El expreso Boliviano y la frontera con Argentina. Página 14

Es curioso, pero el tren que me llevo a Argentina desde Uyuni, fue el transporte más elegante en el que viajé. Era un tren limpio, con televisor en cada vagón y cientos de campesinos bolivianos ordenadamente sentados. Yo iba en la ultima fila. Un argentino, el primero que había visto en todo el viaje, se hizo al lado mío. El tipo medía casi dos metros, ocupo silla y media. En el pedazo de silla que me dejo, iba yo; empacado en lana. Era de noche y por la ventana no se veía más que polvo. Empezó una película sobre la vida de Michael Jackson. Sobre su mente de niño inocente, los malentendidos causados por su alma infantil y su música. No perdí detalle. Ya la había visto antes, pero verla ahora en un tren que cruza el sur de Bolivia, ahora después de su muerte, era algo que no se me iba a olvidar. Cerca al final de la película empezó a picarme todo el cuerpo. Una piquiña constante y aguda, que empeoró cada minuto de las 7 u 8 horas del viaje. Me revolcaba como un perro herido y no encontraba alivio.
Él argentino dormía plácidamente y yo quería saltar entre un río. Descubrí que la causa del escozor, era la lana. Al parecer era alérgico y tenia todo el cuerpo brotado. Me quite de encima la lana que pude, menos los pantalones debajo del jean, donde más me rascaba. Me cubrí con la chaqueta y me baje el jean, con todo y pantalón de lana hasta la rodilla. A los pocos minutos, sentí una mejoría. Pude dormir.

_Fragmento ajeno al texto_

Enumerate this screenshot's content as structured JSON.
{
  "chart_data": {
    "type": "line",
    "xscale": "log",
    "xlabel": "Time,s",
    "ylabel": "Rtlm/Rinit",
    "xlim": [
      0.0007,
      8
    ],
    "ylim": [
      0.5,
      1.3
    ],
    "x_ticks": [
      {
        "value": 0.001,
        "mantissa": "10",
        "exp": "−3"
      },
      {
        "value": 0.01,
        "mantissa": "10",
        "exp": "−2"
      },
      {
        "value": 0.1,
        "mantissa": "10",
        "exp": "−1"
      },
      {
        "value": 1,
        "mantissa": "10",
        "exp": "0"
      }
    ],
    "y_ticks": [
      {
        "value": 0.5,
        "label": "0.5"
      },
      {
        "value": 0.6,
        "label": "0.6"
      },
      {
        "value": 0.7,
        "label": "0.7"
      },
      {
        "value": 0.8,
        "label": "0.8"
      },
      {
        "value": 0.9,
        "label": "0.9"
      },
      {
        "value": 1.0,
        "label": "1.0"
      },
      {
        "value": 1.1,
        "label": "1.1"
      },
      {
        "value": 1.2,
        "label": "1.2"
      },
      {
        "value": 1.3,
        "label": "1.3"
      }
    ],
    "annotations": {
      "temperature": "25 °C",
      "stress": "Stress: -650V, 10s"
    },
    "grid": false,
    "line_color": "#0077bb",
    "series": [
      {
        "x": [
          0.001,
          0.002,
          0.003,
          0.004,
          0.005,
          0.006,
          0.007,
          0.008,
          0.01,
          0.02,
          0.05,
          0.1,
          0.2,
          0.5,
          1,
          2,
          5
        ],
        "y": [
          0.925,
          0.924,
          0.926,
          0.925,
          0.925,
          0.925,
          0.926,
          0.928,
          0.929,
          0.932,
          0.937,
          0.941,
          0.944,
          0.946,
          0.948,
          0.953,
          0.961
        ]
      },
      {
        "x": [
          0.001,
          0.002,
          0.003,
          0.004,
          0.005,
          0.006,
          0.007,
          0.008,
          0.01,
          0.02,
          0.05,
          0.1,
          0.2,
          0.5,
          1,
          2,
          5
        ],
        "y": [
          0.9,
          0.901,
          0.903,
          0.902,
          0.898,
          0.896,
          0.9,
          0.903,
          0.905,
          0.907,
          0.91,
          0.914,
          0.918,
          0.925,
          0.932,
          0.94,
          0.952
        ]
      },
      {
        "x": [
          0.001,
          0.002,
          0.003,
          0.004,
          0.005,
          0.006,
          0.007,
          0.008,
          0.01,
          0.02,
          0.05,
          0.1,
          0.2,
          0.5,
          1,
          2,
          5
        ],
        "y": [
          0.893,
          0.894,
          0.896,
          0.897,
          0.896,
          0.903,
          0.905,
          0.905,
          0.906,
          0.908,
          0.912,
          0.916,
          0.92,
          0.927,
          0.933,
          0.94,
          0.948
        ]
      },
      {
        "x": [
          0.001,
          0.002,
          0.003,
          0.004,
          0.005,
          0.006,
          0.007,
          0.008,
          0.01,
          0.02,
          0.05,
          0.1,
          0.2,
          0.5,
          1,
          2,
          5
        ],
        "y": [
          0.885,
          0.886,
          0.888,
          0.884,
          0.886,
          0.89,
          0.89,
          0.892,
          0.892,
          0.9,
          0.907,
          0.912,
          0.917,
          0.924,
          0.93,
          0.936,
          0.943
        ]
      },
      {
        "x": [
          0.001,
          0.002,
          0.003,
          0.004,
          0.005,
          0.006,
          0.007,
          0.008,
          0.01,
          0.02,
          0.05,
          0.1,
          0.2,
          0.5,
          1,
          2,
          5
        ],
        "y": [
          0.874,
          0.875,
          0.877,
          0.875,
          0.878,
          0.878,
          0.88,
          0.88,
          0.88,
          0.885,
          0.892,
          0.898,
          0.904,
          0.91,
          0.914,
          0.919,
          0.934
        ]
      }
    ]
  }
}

Al despertar, ya era de día. Llegábamos a la estación de la frontera. Yo tenía los pantalones abajo y el argentino me miraba de reojo. Todo el mundo se bajo y yo me quede unos minutos haciendo maromas con la ropa. Cogí un taxi hasta migración. Había una fila larga. Quede casi de primero. En la entrada se leía el letrero de una de las metas finales: Bienvenido a Argentina. Había cruzado más de 7 mil kilómetros. Aunque no era el destino final, sentí que algo se soltaba en mi pecho. Algo que aligero la maleta. Al llegar a la ventanilla, la oficial me dijo que no podía entrar. Que debía primero, ser requisado en un cuarto aparte. Supuse que por colombiano. Acepte acostumbrado a este tipo de tratos. En ese cuarto fue cuando vi la escena del oficial de policía que humillaba al boliviano. Lo imagine como un oficial de policía secreta, de una de esas películas argentinas sobre la dictadura. Era un bastardo. Temí que el resto de los argentinos fueran iguales. El trato conmigo fue mejor, pero igualmente humillante. Tiro mi ropa al piso, mis libros, unas chocolatinas que le llevaba a mi amiga colombiana que me espera en Buenos Aires y una camiseta que me había regalado mi mamá en Guayaquil. Recogí las cosas y las metí en mi maleta. Me dejaron seguir.

La humillación es algo que no supero fácilmente. Al salir de migración quería correr de regreso a Bogotá. Pensé que la fama que tenían los argentinos de arrogantes, de rechazar sus raíces latinas y avergonzarse de sus vecinos era verdad. En unos pasos cambie de opinión. La Quiaca es un pueblo gris. Como el primer pueblo de argentina que conocía, esperaba algo diferente. Pero encontré factores comunes con todos los destinos que había visitado: Niños sucios con hambre, aindiados con acento de Maradona, pobreza y alegría. Factores que se repetían esporádicamente, en todos los lugares de Sudamérica. Factores que no eran distintos en Argentina. Compré el
tiquete directo a Buenos Aires. El viaje duraría 24 horas. Era el más caro, así que tenía la esperanza de que fuera el más cómodo. No había luz en todo el pueblo, así que no tenía nada que hacer, más que esperar. Conseguí el diario local. La crisis por la porcina estaba alborotada por el frío. Buenos Aires era el lugar con más muertos de Sudamerica. Me sorprendió la narrativa de los periodistas argentinos, al fin y al cabo era un diario cualquiera, pero con textos elaborados, bien construidos, con adjetivos precisos y metáfora; algo que había muerto hace mucho en el periodismo de mi país. Lo leí y releí y empece a sentir la gran diferencia de ese país con la del resto de Latinoamérica. Había llegado a un país que respiraba poesía.